Também ético, o cara do açougue, se limita a dizer: Está certo.
Abre a porteira, entra no pasto para virar o caminhão, um chevrolézinho 51, desce e fecha a porteira. Olha para o meu pai e ainda acena com a mão e uma frase: Descurpa, senhor.
O meu pai queria sim vender o touro. Por precisão (como dizia quando precisava de dinheiro) ou porque o pasto já tinha uns três tourinhos filhos do mesmo Azulão. O fato é que o animal estava à venda.

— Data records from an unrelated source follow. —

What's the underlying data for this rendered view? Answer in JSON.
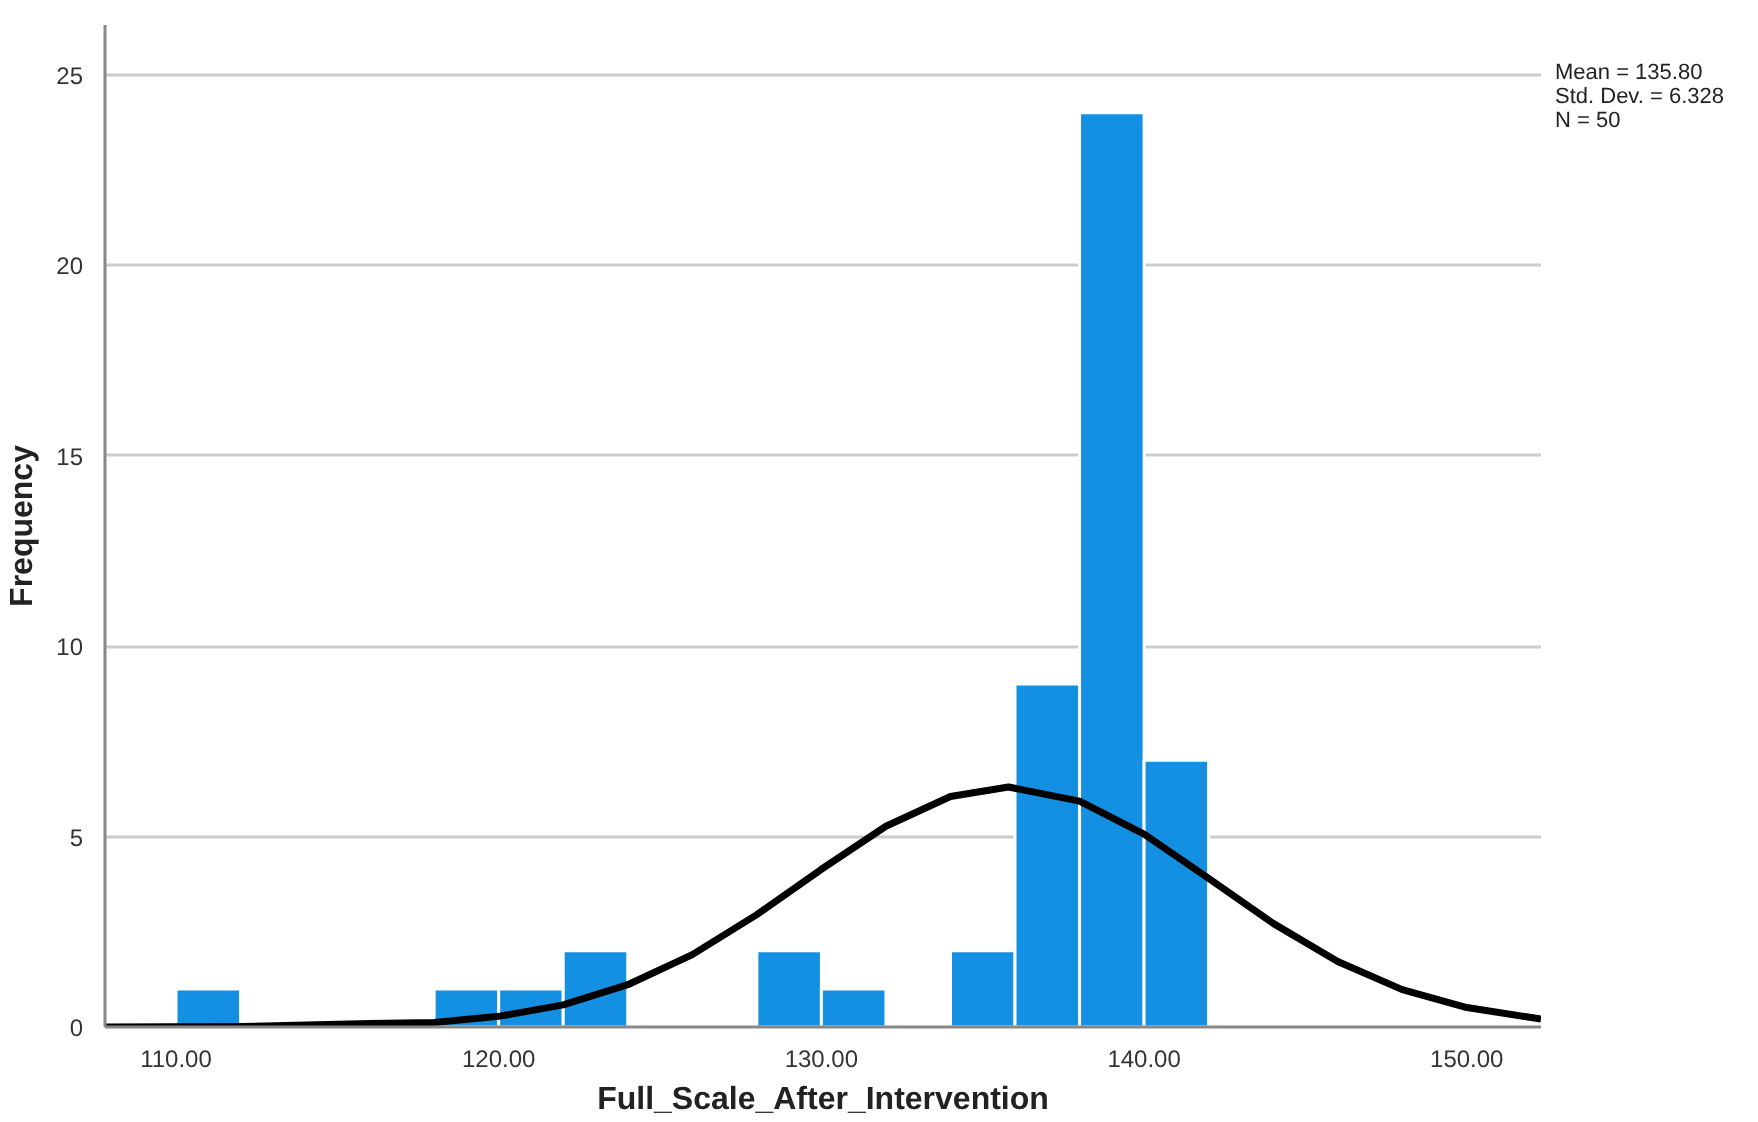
{
  "chart_data": {
    "type": "histogram",
    "xlabel": "Full_Scale_After_Intervention",
    "ylabel": "Frequency",
    "annotations": [
      "Mean = 135.80",
      "Std. Dev. = 6.328",
      "N = 50"
    ],
    "series": [
      {
        "color": "#1490e3",
        "bins": [
          110,
          112,
          114,
          116,
          118,
          120,
          122,
          124,
          126,
          128,
          130,
          132,
          134,
          136,
          138,
          140,
          142
        ],
        "values": [
          1,
          0,
          0,
          0,
          1,
          1,
          2,
          0,
          0,
          2,
          1,
          0,
          2,
          9,
          24,
          7
        ]
      },
      {
        "type": "line",
        "color": "#000000",
        "x": [
          107.8,
          112,
          116,
          118,
          120,
          122,
          124,
          126,
          128,
          130,
          132,
          134,
          135.8,
          138,
          140,
          142,
          144,
          146,
          148,
          150,
          152.3
        ],
        "values": [
          0,
          0.01,
          0.09,
          0.12,
          0.28,
          0.58,
          1.11,
          1.9,
          2.95,
          4.14,
          5.27,
          6.05,
          6.3,
          5.93,
          5.06,
          3.9,
          2.72,
          1.72,
          0.98,
          0.51,
          0.21
        ]
      }
    ],
    "xlim": [
      107.8,
      152.3
    ],
    "ylim": [
      0,
      26.3
    ],
    "xticks": [
      {
        "value": 110,
        "label": "110.00"
      },
      {
        "value": 120,
        "label": "120.00"
      },
      {
        "value": 130,
        "label": "130.00"
      },
      {
        "value": 140,
        "label": "140.00"
      },
      {
        "value": 150,
        "label": "150.00"
      }
    ],
    "yticks": [
      0,
      5,
      10,
      15,
      20,
      25
    ],
    "grid": "y"
  }
}
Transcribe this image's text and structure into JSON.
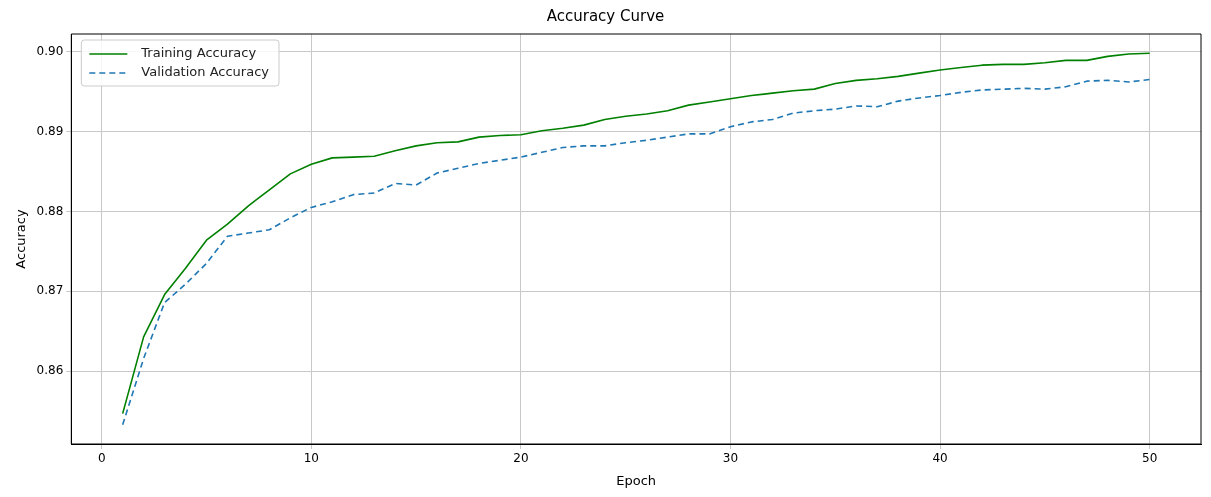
{
  "chart_data": {
    "type": "line",
    "title": "Accuracy Curve",
    "xlabel": "Epoch",
    "ylabel": "Accuracy",
    "x": [
      1,
      2,
      3,
      4,
      5,
      6,
      7,
      8,
      9,
      10,
      11,
      12,
      13,
      14,
      15,
      16,
      17,
      18,
      19,
      20,
      21,
      22,
      23,
      24,
      25,
      26,
      27,
      28,
      29,
      30,
      31,
      32,
      33,
      34,
      35,
      36,
      37,
      38,
      39,
      40,
      41,
      42,
      43,
      44,
      45,
      46,
      47,
      48,
      49,
      50
    ],
    "series": [
      {
        "name": "Training Accuracy",
        "color": "#008000",
        "line_style": "solid",
        "values": [
          0.8547,
          0.8643,
          0.8696,
          0.8729,
          0.8764,
          0.8784,
          0.8807,
          0.8827,
          0.8847,
          0.8859,
          0.8867,
          0.8868,
          0.8869,
          0.8876,
          0.8882,
          0.8886,
          0.8887,
          0.8893,
          0.8895,
          0.8896,
          0.8901,
          0.8904,
          0.8908,
          0.8915,
          0.8919,
          0.8922,
          0.8926,
          0.8933,
          0.8937,
          0.8941,
          0.8945,
          0.8948,
          0.8951,
          0.8953,
          0.896,
          0.8964,
          0.8966,
          0.8969,
          0.8973,
          0.8977,
          0.898,
          0.8983,
          0.8984,
          0.8984,
          0.8986,
          0.8989,
          0.8989,
          0.8994,
          0.8997,
          0.8998
        ]
      },
      {
        "name": "Validation Accuracy",
        "color": "#1f77b4",
        "line_style": "dashed",
        "values": [
          0.8533,
          0.8616,
          0.8686,
          0.8709,
          0.8735,
          0.8769,
          0.8773,
          0.8777,
          0.8792,
          0.8805,
          0.8812,
          0.8821,
          0.8823,
          0.8835,
          0.8833,
          0.8848,
          0.8854,
          0.886,
          0.8864,
          0.8868,
          0.8874,
          0.888,
          0.8882,
          0.8882,
          0.8886,
          0.8889,
          0.8893,
          0.8897,
          0.8897,
          0.8906,
          0.8912,
          0.8915,
          0.8923,
          0.8926,
          0.8928,
          0.8932,
          0.8931,
          0.8938,
          0.8942,
          0.8945,
          0.8949,
          0.8952,
          0.8953,
          0.8954,
          0.8953,
          0.8956,
          0.8963,
          0.8964,
          0.8962,
          0.8965
        ]
      }
    ],
    "xlim": [
      -1.45,
      52.45
    ],
    "xticks": [
      0,
      10,
      20,
      30,
      40,
      50
    ],
    "ylim": [
      0.8509,
      0.9022
    ],
    "yticks": [
      0.86,
      0.87,
      0.88,
      0.89,
      {
        "value": 0.9,
        "label": "0.90"
      }
    ],
    "grid": true,
    "legend": "top left"
  }
}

E aí, meu amigo, vem a explicação ética. Só pode ser ética.
Meu pai só vendia o reprodutor se fosse para outros se beneficiarem da boa genética. Afinal de contas, estava vendendo um animal, não um monte de bife.
Moral da história:
Quando a ética é uma convicação, até o dinheiro muda de orgulho. A moeda pode ser a mesma, mas o valor moral...quanta diferença!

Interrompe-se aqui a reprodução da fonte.